Woe is the Naperville city council. They have a self-made dilemma. Either honor a long-time standing agreement, or unceremoniously toss it away, in exchange for more tax dollars. What will the politicians do? Any bets?
The problem started around 1898 when college professor and businessman James Nichols donated $10,000 to Naperville to start a library. He wanted kids to have what he didn’t have when he was young; the opportunity to access books. Little did he know then, that his gesture would cause a problem in 21st century Naperville. I suppose you could say he caused the problem. If it wasn’t for James Nichols, none of this would be happening.
The building housing the library at 110 S. Washington is a magnificent building, though the library moved to its current location on Jefferson Street in 1986. The city sold the building to a Lutheran Church over 20 years ago with the stipulation that all future owners would maintain the building’s facade and front vestibule. The church moved north in Naperville and the old library building was purchased by a new owner and developer.
The developer wants to ‘convert’ the building with restaurants and shops on the main level, offices on the second floor, and condominiums on the top two floors. Here comes the catch, the owner/developer wants to tear down, as in demolish, the old building, but keep as much of the facade and vestibule as possible.
Naperville residents are very effective in gathering signatures on petitions for all sorts of actions. It this case, Naperville residents Barbara Hower and Charles Wilkens signed an online petition, along with well over one-thousand other individuals, to request approval to designate the building a local landmark, giving it historical significance. Very clever move by the residents.
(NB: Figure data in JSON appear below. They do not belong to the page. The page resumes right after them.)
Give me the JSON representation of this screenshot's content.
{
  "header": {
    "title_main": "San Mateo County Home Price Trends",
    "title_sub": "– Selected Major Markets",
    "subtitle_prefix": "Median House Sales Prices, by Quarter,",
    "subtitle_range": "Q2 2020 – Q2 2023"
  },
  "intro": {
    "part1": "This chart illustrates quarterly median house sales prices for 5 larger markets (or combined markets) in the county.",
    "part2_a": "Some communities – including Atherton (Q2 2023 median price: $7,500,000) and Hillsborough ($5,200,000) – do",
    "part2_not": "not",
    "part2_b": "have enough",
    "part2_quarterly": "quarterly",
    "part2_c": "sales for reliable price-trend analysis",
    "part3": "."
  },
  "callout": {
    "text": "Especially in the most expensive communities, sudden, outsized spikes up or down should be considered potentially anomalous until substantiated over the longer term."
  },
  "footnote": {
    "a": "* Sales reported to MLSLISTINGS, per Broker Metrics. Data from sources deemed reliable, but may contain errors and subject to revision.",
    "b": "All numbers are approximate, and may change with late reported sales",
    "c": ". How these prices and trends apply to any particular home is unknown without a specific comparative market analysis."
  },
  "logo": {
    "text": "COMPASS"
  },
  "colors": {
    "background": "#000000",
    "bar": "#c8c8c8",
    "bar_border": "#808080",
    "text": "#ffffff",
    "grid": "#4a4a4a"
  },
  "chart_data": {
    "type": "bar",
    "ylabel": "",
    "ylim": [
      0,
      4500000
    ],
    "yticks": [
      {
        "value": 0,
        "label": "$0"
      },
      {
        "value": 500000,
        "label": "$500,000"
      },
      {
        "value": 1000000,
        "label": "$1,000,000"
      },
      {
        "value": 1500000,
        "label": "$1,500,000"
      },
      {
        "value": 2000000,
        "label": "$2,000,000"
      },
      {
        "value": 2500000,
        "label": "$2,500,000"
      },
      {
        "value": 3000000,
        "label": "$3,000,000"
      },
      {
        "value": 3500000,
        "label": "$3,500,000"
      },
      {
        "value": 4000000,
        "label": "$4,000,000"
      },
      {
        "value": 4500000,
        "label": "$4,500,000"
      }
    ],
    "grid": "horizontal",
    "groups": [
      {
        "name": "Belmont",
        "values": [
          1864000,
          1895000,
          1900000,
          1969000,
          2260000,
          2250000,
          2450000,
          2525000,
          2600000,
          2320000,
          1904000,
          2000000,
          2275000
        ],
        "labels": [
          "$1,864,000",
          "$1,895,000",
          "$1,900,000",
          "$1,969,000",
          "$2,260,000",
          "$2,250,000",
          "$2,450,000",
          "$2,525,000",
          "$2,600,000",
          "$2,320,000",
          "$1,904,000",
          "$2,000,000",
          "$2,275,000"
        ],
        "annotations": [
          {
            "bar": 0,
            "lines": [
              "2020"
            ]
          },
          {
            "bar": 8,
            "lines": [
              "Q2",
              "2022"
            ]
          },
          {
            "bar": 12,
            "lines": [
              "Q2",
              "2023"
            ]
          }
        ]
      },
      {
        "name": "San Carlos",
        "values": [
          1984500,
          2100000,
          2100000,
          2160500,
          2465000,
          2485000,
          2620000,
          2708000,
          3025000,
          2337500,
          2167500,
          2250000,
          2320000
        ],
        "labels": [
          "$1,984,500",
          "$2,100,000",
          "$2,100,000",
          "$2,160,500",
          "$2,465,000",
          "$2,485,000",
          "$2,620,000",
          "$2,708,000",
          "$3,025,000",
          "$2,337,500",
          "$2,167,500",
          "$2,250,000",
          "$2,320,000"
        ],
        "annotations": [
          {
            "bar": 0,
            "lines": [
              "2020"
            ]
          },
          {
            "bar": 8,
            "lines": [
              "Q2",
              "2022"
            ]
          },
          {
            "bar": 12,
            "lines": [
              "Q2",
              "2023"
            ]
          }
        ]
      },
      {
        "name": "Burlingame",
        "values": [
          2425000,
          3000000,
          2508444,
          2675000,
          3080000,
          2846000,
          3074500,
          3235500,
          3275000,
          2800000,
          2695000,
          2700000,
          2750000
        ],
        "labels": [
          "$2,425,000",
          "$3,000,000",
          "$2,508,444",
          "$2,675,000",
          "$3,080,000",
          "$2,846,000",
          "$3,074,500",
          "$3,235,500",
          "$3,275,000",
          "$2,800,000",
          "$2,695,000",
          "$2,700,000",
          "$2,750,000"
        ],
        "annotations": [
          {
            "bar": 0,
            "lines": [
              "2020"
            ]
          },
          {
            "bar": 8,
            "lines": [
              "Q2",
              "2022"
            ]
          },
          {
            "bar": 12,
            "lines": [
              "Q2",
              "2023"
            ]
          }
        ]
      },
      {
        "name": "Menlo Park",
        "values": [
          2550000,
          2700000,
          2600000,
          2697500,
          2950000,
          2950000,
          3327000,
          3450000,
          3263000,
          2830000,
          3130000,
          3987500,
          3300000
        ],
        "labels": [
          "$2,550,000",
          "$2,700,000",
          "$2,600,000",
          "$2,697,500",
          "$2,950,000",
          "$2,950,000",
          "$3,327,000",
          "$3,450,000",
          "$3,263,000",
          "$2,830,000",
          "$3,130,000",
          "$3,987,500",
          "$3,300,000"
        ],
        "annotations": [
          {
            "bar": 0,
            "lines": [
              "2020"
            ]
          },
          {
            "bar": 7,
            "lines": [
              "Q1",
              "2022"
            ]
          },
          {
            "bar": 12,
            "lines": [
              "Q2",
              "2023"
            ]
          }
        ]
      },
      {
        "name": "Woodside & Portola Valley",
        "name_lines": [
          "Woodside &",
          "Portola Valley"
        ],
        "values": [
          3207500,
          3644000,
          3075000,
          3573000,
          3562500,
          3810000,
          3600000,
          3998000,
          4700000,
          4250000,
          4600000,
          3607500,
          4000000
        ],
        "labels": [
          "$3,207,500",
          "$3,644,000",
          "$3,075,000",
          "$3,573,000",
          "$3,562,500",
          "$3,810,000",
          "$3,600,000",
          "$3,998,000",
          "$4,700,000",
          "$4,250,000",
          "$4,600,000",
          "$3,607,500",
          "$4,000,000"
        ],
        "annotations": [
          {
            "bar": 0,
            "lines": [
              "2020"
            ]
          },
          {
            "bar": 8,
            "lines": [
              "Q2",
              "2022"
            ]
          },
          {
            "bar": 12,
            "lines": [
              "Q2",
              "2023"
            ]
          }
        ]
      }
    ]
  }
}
The Historic Preservation Commission of Naperville will review the request, and then make a recommendation to the city council for action or inaction. If it’s recommended by the commission, and the council approves it, any changes to the old library building would have to be approved. This wouldn’t necessarily excite the new owner, and the idea itself could be demolished, leaving the old building an old empty unoccupied building.
Additionally, if landmark status is denied, it can be presented again one year later per city of Naperville rules. Hence the city council has a self-made dilemma. Enter Naperville Mayor Steve Chirico cleverly side-stepping the issue by saying since it’s private property, the owner should have the say-so. If the owner is O.K. with the resolution, so is the mayor. If the owner is not O.K. with the resolution, then Chirico is not O.K. with it.
When the dust finally sets on this dilemma, you can be pretty sure the city will have another source of tax-dollar income, a couple more liquor licenses will have been issued, and somewhere within the new development the old library facade and vestibule will live on, probably in one of the bars or washrooms.
All of this dilemma, just because Nichols wanted the kids to have access to books.